Image: Medicare.gov.

Tens of millions of American retirees rely on Medicare to cover their healthcare costs in retirement. As vital as Medicare is, though, it leaves some key elements of healthcare uncovered. Arguably the biggest gap in Medicare comes from its limited coverage of long-term care expenses, which can leave retirees who have chronic health conditions requiring such care in financial jeopardy. Yet in other countries, such as Germany and Japan, measures to provide long-term care within the context of their healthcare systems have had some success in filling this dangerous coverage gap. Let's take a closer look at Medicare coverage of long-term care and how adopting reform could help fill a need for American retirees.

Long-term care: What Medicare covers
Medicare is primarily designed to cover medical care needs, and so it doesn't generally cover long-term care costs by themselves. What the program does cover is long-term care that's tied to a medical event. For instance, long-term care hospital expenses can be covered for those with multiple serious conditions and who are expected to improve over time and eventually return home. Similarly, skilled nursing facility costs are covered in full for up to 20 days, with a required copayment for each subsequent day up to a total of 100 days. To qualify, though, you need to have had an inpatient hospital stay of at least three days. As for home healthcare, only homebound patients who need skilled nursing care, physical therapy, speech-language pathology, or occupational therapy typically get coverage.

That leaves a huge gap in coverage that Americans have trouble filling. Private long-term care insurance aims to cover those needs, but it has been a commercial failure for many health-insurance companies. Several providers have simply left the business after suffering bad claims experience, while others have had to increase rates dramatically, upsetting customers and jeopardizing their ability to keep paying premiums to keep coverage in place.

What Japan and Germany have done with long-term care 
By contrast, both Japan and Germany have implemented public long-term care insurance as part of their universal social insurance programs. Both programs recognize that in the absence of coverage, family members end up stepping in, and both aim to support those caregivers and reduce their responsibility for caring for those needing long-term care.

In Germany, the basic idea is to compensate family caregivers for their service, making it more attractive as what essentially is a part-time job. Retirees can choose cash allowances for those providing care, and those who spend at least 14 hours a week caring for a family member have their Social Security premiums paid and are able to get coverage for respite-care when the caregiver goes on vacation.

Japan, on the other hand, aims at providing supplemental services to give family caregivers help. Services include adult day care, home help, and respite care, as well as visiting nurses and those who can do remodeling work in a home to make it more suitable for the needs of the resident needing care.

The programs get their funding from a combination of income-based premiums and other tax revenue. Different eligibility levels determine who can get various benefits under the programs, and ceilings on benefits prevent the government from taking on too much financial risk.

The results have been positive in both countries, although in different ways.

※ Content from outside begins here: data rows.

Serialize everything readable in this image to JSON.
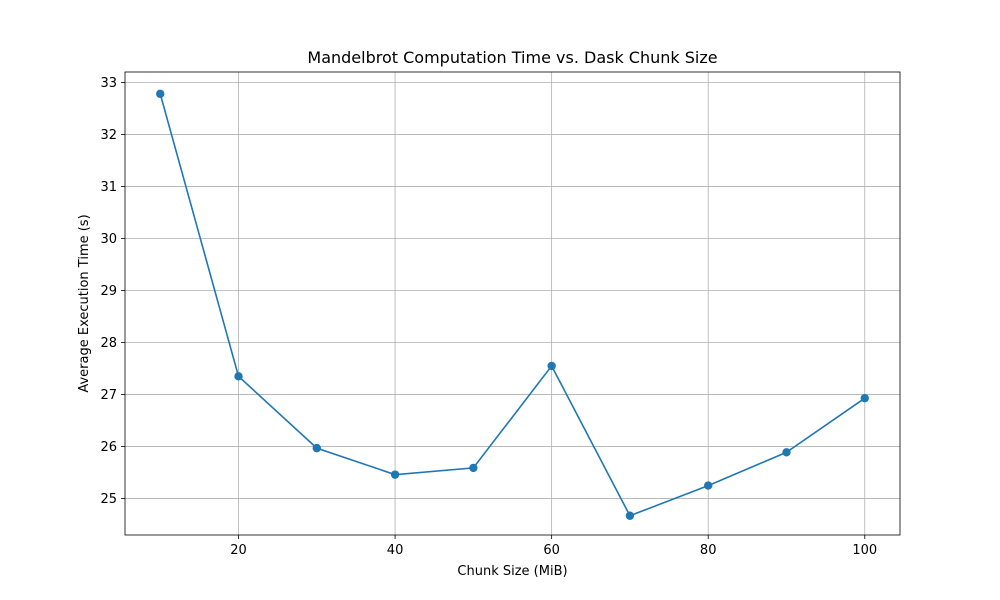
{
  "chart_data": {
    "type": "line",
    "title": "Mandelbrot Computation Time vs. Dask Chunk Size",
    "xlabel": "Chunk Size (MiB)",
    "ylabel": "Average Execution Time (s)",
    "xlim": [
      5.5,
      104.5
    ],
    "ylim": [
      24.3,
      33.2
    ],
    "xticks": [
      20,
      40,
      60,
      80,
      100
    ],
    "yticks": [
      25,
      26,
      27,
      28,
      29,
      30,
      31,
      32,
      33
    ],
    "grid": true,
    "color": "#1f77b4",
    "series": [
      {
        "x": [
          10,
          20,
          30,
          40,
          50,
          60,
          70,
          80,
          90,
          100
        ],
        "values": [
          32.78,
          27.35,
          25.97,
          25.46,
          25.59,
          27.55,
          24.67,
          25.25,
          25.89,
          26.93
        ]
      }
    ]
  }
}
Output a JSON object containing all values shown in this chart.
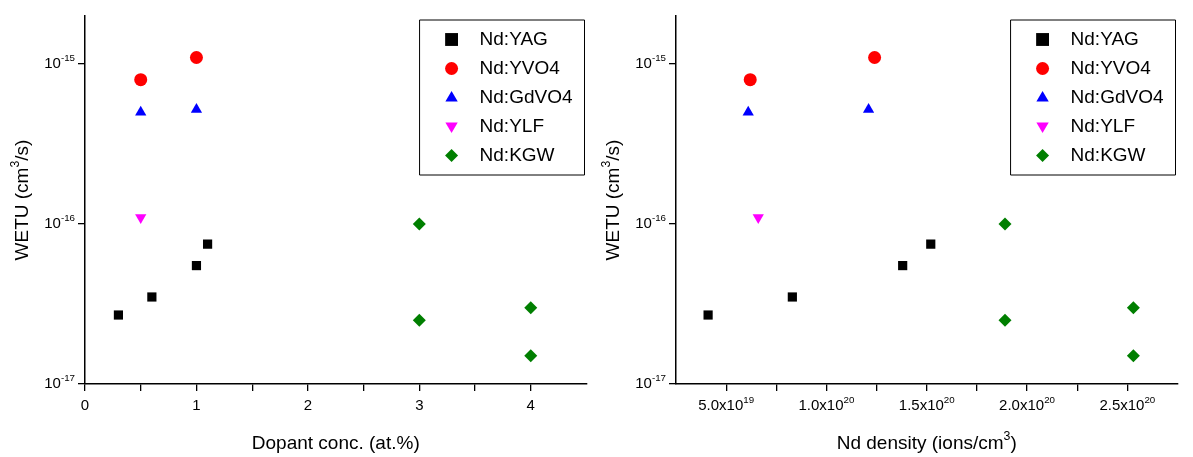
{
  "chart_data": [
    {
      "type": "scatter",
      "xlabel": "Dopant conc. (at.%)",
      "ylabel": "WETU (cm$^{3}$/s)",
      "log": "y",
      "grid": false,
      "legend": "top right",
      "xlim": [
        0,
        4.5
      ],
      "xticks": [
        0,
        {
          "value": 0.5,
          "label": null
        },
        1,
        {
          "value": 1.5,
          "label": null
        },
        2,
        {
          "value": 2.5,
          "label": null
        },
        3,
        {
          "value": 3.5,
          "label": null
        },
        4
      ],
      "ylim": [
        1e-17,
        2e-15
      ],
      "yticks": [
        {
          "value": 1e-17,
          "label": "10$^{-17}$"
        },
        {
          "value": 1e-16,
          "label": "10$^{-16}$"
        },
        {
          "value": 1e-15,
          "label": "10$^{-15}$"
        }
      ],
      "series": [
        {
          "name": "Nd:YAG",
          "color": "#000000",
          "marker": "square",
          "x": [
            0.3,
            0.6,
            1.0,
            1.1
          ],
          "values": [
            2.7e-17,
            3.5e-17,
            5.5e-17,
            7.5e-17
          ]
        },
        {
          "name": "Nd:YVO4",
          "color": "#ff0000",
          "marker": "circle",
          "x": [
            0.5,
            1.0
          ],
          "values": [
            8e-16,
            1.1e-15
          ]
        },
        {
          "name": "Nd:GdVO4",
          "color": "#0000ff",
          "marker": "triangle",
          "x": [
            0.5,
            1.0
          ],
          "values": [
            5e-16,
            5.2e-16
          ]
        },
        {
          "name": "Nd:YLF",
          "color": "#ff00ff",
          "marker": "triangle-down",
          "x": [
            0.5
          ],
          "values": [
            1.1e-16
          ]
        },
        {
          "name": "Nd:KGW",
          "color": "#007f00",
          "marker": "diamond",
          "x": [
            3,
            3,
            4,
            4
          ],
          "values": [
            1e-16,
            2.5e-17,
            3e-17,
            1.5e-17
          ]
        }
      ]
    },
    {
      "type": "scatter",
      "xlabel": "Nd density (ions/cm$^{3}$)",
      "ylabel": "WETU (cm$^{3}$/s)",
      "log": "y",
      "grid": false,
      "legend": "top right",
      "xlim": [
        2.5e+19,
        2.75e+20
      ],
      "xticks": [
        {
          "value": 5e+19,
          "label": "5.0x10$^{19}$"
        },
        {
          "value": 7.5e+19,
          "label": null
        },
        {
          "value": 1e+20,
          "label": "1.0x10$^{20}$"
        },
        {
          "value": 1.25e+20,
          "label": null
        },
        {
          "value": 1.5e+20,
          "label": "1.5x10$^{20}$"
        },
        {
          "value": 1.75e+20,
          "label": null
        },
        {
          "value": 2e+20,
          "label": "2.0x10$^{20}$"
        },
        {
          "value": 2.25e+20,
          "label": null
        },
        {
          "value": 2.5e+20,
          "label": "2.5x10$^{20}$"
        }
      ],
      "ylim": [
        1e-17,
        2e-15
      ],
      "yticks": [
        {
          "value": 1e-17,
          "label": "10$^{-17}$"
        },
        {
          "value": 1e-16,
          "label": "10$^{-16}$"
        },
        {
          "value": 1e-15,
          "label": "10$^{-15}$"
        }
      ],
      "series": [
        {
          "name": "Nd:YAG",
          "color": "#000000",
          "marker": "square",
          "x": [
            4.1e+19,
            8.3e+19,
            1.38e+20,
            1.52e+20
          ],
          "values": [
            2.7e-17,
            3.5e-17,
            5.5e-17,
            7.5e-17
          ]
        },
        {
          "name": "Nd:YVO4",
          "color": "#ff0000",
          "marker": "circle",
          "x": [
            6.2e+19,
            1.24e+20
          ],
          "values": [
            8e-16,
            1.1e-15
          ]
        },
        {
          "name": "Nd:GdVO4",
          "color": "#0000ff",
          "marker": "triangle",
          "x": [
            6.1e+19,
            1.21e+20
          ],
          "values": [
            5e-16,
            5.2e-16
          ]
        },
        {
          "name": "Nd:YLF",
          "color": "#ff00ff",
          "marker": "triangle-down",
          "x": [
            6.6e+19
          ],
          "values": [
            1.1e-16
          ]
        },
        {
          "name": "Nd:KGW",
          "color": "#007f00",
          "marker": "diamond",
          "x": [
            1.89e+20,
            1.89e+20,
            2.53e+20,
            2.53e+20
          ],
          "values": [
            1e-16,
            2.5e-17,
            3e-17,
            1.5e-17
          ]
        }
      ]
    }
  ]
}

For Japan, retirees have more long-term care services available, even though per-capital spending is only slightly more than the U.S. spends. In Germany, by contrast, the greater emphasis on supporting family members has kept spending low, with the country spending more than 25% less than the U.S. per capita.

Will Medicare follow suit?
The U.S. has considered similar proposals in the past. As part of healthcare reform, the Community Living Assistance Services and Supports Act, also known as the CLASS Act, became law in 2010, but it was repealed in the fiscal-cliff compromise in the opening days of 2013. With the law having required self-supporting funding, it was unclear how it could be structured to raise enough revenue to cover its costs.

To succeed, a program like the CLASS Act envisioned would likely have to get wrapped into the existing Medicare framework. Just as broadening Medicare to cover prescription drug costs added value to the overall system, so too would building in long-term care coverage -- even if it proved difficult from a financial standpoint. Even if it seems politically unlikely, filling the long-term care coverage gap would go a long way toward shoring up the financial prospects for millions of American retirees.